Sebab Rasulullah Saw bersabda:
“Sesungguhnya orang yang
mengharamkan sesuatu yang halal sama dengan orang yang menghalalkan
sesuatu yang haram.” [HR. as-Sihab].
Perlu diingat bahwa sesuatu
yang mubah tidak harus selalu dilakukan. Sebab kalau itu tidak berguna
dan dapat menimbulkan fitnah lebih baik dihindarkan. Bagi mereka
yang mengikuti pendapat yang mengharamkan setelah sampai penjelasan
yang meyakinkan, maka haramlah hukumnya bagi mereka untuk berjabat
tangan dan atau menyentuh dengan tangannya siapapun yang bukan
mahramnya, baik bukan mahramnya tersebut anak kecil, remaja, dewasa
ataupun orang yang sudah tua sekalipun. Sebab mereka semua adalah bukan
mahram, yang haram untuk berjabat tangan dan bersentuhan dengannya.

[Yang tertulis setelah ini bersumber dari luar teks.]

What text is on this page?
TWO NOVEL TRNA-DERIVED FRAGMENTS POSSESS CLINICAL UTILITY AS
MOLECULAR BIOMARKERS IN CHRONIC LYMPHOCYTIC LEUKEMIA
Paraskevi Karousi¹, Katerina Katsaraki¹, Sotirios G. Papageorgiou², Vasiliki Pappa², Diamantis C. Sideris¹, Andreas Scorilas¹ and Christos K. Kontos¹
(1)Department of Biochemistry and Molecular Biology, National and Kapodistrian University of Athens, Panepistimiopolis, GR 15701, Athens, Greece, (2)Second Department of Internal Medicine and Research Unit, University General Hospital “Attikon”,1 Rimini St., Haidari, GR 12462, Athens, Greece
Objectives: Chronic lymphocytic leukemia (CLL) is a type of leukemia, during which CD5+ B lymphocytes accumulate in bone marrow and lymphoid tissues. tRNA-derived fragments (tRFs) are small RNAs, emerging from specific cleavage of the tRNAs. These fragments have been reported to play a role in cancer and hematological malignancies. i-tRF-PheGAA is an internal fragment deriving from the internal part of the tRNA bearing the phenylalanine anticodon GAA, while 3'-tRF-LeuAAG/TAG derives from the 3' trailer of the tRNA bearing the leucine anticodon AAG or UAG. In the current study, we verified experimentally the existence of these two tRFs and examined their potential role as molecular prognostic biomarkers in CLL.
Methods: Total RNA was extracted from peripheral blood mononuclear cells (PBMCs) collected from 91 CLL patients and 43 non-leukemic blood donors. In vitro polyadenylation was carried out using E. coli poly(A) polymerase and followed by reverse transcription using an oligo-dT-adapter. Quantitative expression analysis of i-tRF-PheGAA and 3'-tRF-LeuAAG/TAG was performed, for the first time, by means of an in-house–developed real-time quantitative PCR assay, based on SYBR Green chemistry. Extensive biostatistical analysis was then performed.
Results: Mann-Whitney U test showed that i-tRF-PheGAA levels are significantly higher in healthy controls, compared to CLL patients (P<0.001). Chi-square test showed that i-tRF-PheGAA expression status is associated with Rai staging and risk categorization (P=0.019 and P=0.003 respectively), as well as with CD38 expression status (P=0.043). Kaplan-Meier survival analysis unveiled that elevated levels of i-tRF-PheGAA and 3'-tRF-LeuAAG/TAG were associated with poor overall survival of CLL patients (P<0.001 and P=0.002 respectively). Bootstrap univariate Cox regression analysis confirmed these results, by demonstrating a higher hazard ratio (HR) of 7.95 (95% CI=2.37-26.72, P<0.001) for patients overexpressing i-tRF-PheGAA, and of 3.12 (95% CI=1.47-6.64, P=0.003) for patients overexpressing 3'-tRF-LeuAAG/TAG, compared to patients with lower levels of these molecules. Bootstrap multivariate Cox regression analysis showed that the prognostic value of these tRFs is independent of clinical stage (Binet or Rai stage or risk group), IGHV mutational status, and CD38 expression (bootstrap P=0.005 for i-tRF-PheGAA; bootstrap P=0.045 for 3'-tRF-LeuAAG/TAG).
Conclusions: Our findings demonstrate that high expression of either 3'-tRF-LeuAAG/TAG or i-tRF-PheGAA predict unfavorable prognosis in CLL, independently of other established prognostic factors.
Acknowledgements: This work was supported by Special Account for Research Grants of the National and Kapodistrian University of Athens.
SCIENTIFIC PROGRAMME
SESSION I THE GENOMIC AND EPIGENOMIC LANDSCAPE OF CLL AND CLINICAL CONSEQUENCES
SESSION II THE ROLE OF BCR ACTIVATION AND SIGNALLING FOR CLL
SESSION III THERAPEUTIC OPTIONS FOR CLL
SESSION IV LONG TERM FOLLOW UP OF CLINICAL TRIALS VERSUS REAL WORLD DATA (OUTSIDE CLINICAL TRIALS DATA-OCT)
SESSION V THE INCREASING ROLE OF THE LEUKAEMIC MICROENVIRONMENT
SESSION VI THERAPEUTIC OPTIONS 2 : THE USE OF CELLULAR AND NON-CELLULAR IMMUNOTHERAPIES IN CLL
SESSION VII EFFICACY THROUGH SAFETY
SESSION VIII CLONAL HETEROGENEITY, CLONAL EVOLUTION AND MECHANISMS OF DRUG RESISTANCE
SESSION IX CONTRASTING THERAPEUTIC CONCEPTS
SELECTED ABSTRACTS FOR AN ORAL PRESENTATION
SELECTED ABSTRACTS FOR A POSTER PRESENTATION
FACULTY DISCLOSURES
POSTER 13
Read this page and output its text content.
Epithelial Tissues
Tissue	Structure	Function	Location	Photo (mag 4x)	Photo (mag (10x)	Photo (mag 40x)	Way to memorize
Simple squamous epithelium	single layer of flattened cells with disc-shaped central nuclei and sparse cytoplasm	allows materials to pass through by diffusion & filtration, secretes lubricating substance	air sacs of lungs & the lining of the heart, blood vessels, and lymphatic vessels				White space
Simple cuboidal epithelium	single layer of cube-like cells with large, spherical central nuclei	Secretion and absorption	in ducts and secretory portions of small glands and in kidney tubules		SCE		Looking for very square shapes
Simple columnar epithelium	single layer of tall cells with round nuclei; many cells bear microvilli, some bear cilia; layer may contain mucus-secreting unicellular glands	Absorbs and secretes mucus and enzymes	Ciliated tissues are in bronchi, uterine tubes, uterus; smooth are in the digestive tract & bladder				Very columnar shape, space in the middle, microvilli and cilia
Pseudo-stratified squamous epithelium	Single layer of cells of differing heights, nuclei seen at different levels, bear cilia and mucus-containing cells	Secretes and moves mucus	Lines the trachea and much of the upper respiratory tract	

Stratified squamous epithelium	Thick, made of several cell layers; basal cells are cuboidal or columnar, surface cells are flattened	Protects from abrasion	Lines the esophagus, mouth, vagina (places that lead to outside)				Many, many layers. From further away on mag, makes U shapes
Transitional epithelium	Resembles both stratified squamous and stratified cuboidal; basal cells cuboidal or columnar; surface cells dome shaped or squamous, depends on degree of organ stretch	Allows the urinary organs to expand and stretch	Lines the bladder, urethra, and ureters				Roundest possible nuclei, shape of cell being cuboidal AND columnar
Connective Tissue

Sedangkan bagi mereka yang mengikuti pendapat yang membolehkan setelah
sampai penjelasan yang meyakinkan, maka mubahlah hukumnya bagi mereka.
Allah SWT akan meminta pertanggung-jawaban atas perbuatannya berdasarkan
pendapat yang terkuat yang telah ia ikuti. Walaupun berbeda pendapat
kaum muslimin tetap bersaudara. Tidak boleh hanya karena perbedaan
pendapat yang masih dibolehkan tersebut, sesama muslim saling menfitnah
dan menjelek-jelekan orang yang berbeda dengan mereka. Yang jelas kita
wajib mengikuti pendapat yang terkuat tanpa dicampuri adanya perasaan
suka atau tidak suku. Wallahu a’lam bi ash-showab.